The fifth floor of a yeshivah in Queens is about the last place you would expect to find a typical Samarkand courtyard with Persian rugs, clay urns and a goat staring out from behind a chicken wire fence.
"When I look at it, I am surprised myself how one man did it," says Aron Aronov, the 72-year-old founder and curator of the Bukharian Jewish
Museum.
Mr Aronov's collection, which includes handwritten prayerbooks, a 400-year-old Sefer Torah, and hundreds of colourful shawls and robes, spills out over three rooms and a hallway.
In the corner of one room stands an imposing wooden cart, about 4ft tall and 6ft wide, that Mr Aronov shipped from Uzbekistan. (The goat, by the way, is a life-size model.)
According to Mr Aronov, Bukharians trace their history to the period following the destruction of the first Temple, 2,500 years ago, when the Jewish people moved east.
The US has done more to endanger Bukharanian culture than Communism
Some settled in the Emirate of Bukhara in present-day Uzbekistan.
They rode camels, learned Farsi, listened to Arabic music and developed a cuisine that draws on Central Asian, Chinese and Indian influences. Until recently, large communities could be found in Tashkent, Samarkand, Bukhara and surrounding villages.
"We lived with Muslim people like brothers and sisters because we had a common enemy," Mr Aronov said. "The Communist Party of the Soviet Union.
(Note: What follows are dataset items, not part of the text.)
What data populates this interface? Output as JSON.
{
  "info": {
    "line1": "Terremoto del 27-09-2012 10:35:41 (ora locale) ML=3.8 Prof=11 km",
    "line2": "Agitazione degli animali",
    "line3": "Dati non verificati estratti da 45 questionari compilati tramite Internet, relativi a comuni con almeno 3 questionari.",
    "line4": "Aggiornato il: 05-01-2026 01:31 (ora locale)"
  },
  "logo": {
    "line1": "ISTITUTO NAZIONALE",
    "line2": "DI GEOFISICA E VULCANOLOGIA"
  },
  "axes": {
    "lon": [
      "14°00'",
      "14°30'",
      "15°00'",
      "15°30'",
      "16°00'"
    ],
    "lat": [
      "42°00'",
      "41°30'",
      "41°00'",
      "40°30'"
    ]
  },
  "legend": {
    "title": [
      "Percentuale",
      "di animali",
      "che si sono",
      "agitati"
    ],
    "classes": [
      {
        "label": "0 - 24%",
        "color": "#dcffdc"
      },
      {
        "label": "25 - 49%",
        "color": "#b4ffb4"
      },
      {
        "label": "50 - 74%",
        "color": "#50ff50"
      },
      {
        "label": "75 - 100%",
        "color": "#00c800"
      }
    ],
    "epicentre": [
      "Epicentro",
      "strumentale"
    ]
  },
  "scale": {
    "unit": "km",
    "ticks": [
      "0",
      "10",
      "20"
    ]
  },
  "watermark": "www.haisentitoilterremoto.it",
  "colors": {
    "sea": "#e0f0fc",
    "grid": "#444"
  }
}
"The party wanted us to be Homo Sovieticus. They wanted us to forget about our rights, our identity."
Sadly for Mr Aronov, immigration to the United States has done more to endanger Bukharian culture than Communism.
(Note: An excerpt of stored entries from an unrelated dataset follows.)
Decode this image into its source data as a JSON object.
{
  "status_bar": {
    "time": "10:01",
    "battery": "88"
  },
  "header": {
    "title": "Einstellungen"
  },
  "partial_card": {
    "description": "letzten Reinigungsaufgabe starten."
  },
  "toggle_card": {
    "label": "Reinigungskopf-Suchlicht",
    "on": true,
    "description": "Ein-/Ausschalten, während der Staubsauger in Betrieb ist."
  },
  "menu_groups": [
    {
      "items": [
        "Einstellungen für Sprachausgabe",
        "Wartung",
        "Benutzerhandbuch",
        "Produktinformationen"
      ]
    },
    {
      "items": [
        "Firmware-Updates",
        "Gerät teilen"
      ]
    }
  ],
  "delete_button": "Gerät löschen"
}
After the fall of the Soviet Union, 150,000 Bukharians left Central Asia. An estimated 1,500 stayed behind.
About 100,000 Bukharians went to Israel. Most of the remainder moved to Queens.
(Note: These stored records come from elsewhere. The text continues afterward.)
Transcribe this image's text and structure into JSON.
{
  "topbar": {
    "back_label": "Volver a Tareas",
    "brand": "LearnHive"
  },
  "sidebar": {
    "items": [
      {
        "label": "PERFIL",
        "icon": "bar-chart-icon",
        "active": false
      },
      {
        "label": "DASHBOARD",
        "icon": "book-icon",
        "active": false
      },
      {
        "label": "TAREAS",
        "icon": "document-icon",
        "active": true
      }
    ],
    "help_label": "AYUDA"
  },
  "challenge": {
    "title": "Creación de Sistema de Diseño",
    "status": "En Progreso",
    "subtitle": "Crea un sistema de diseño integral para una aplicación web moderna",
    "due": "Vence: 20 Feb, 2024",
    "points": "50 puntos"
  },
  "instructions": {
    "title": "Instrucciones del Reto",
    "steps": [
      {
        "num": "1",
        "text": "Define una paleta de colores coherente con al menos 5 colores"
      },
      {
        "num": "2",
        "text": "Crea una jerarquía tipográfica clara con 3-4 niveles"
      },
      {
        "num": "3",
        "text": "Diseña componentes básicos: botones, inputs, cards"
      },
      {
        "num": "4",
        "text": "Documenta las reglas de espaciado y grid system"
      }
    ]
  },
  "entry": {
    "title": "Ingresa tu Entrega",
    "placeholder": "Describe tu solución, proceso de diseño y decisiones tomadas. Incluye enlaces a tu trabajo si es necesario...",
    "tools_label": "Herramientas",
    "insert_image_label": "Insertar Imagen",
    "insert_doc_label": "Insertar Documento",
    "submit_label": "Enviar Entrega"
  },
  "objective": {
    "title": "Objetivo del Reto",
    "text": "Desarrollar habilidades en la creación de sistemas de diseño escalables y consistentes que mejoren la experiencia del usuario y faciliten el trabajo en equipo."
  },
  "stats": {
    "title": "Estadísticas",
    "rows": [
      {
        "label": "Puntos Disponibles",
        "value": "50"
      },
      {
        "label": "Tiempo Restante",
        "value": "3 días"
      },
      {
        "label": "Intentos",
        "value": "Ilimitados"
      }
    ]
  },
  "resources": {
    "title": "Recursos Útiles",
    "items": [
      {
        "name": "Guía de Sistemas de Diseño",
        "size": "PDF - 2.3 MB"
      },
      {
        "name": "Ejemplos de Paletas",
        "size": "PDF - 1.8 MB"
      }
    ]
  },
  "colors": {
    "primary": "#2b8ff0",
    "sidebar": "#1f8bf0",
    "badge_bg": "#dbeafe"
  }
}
Few of the younger generation speak Bukhori, a dialect of Farsi, today.
"We lost our environment," Mr Aronov said. "The TV doesn't say, 'Salaam aleikum,' any more. They say, 'Good morning, America!'"
Hence Mr Aronov's seemingly Quixotic attempt to gather as much Bukharian culture as possible before it disappears.
He relies on donations and loans for most of his acquisitions and begs, borrows and barters for the rest.
Until recently, Mr Aronov's museum was stored in the basement of his modest two-storey home.
But when the Bukharian diamond dealer Lev Leviev heard about the collection he offered Mr Aronov rent-free space in his yeshivah.
At Chaikhana Tandoori, a kosher Bukharian restaurant, Mr Aronov marvels over the food: a steaming hot bowl of spicy soup, called lagman; a greasy, stuffed meat-filled pastry, called samsa; and a hearty rice dish, called plov.
America has made many Bukharians wealthy. And Mr Aronov is grateful for their generosity.
One day, he dreams his museum will have its own building or perhaps space in a Bukharian community centre; two such buildings are being built.
But he is under no illusions that the museum will become a memorial of sorts. "It's like a gravestone for my ethnic group. As a philosopher said: 'I am not afraid to pass away. I am afraid to disappear from this world without leaving a trace,'" he said.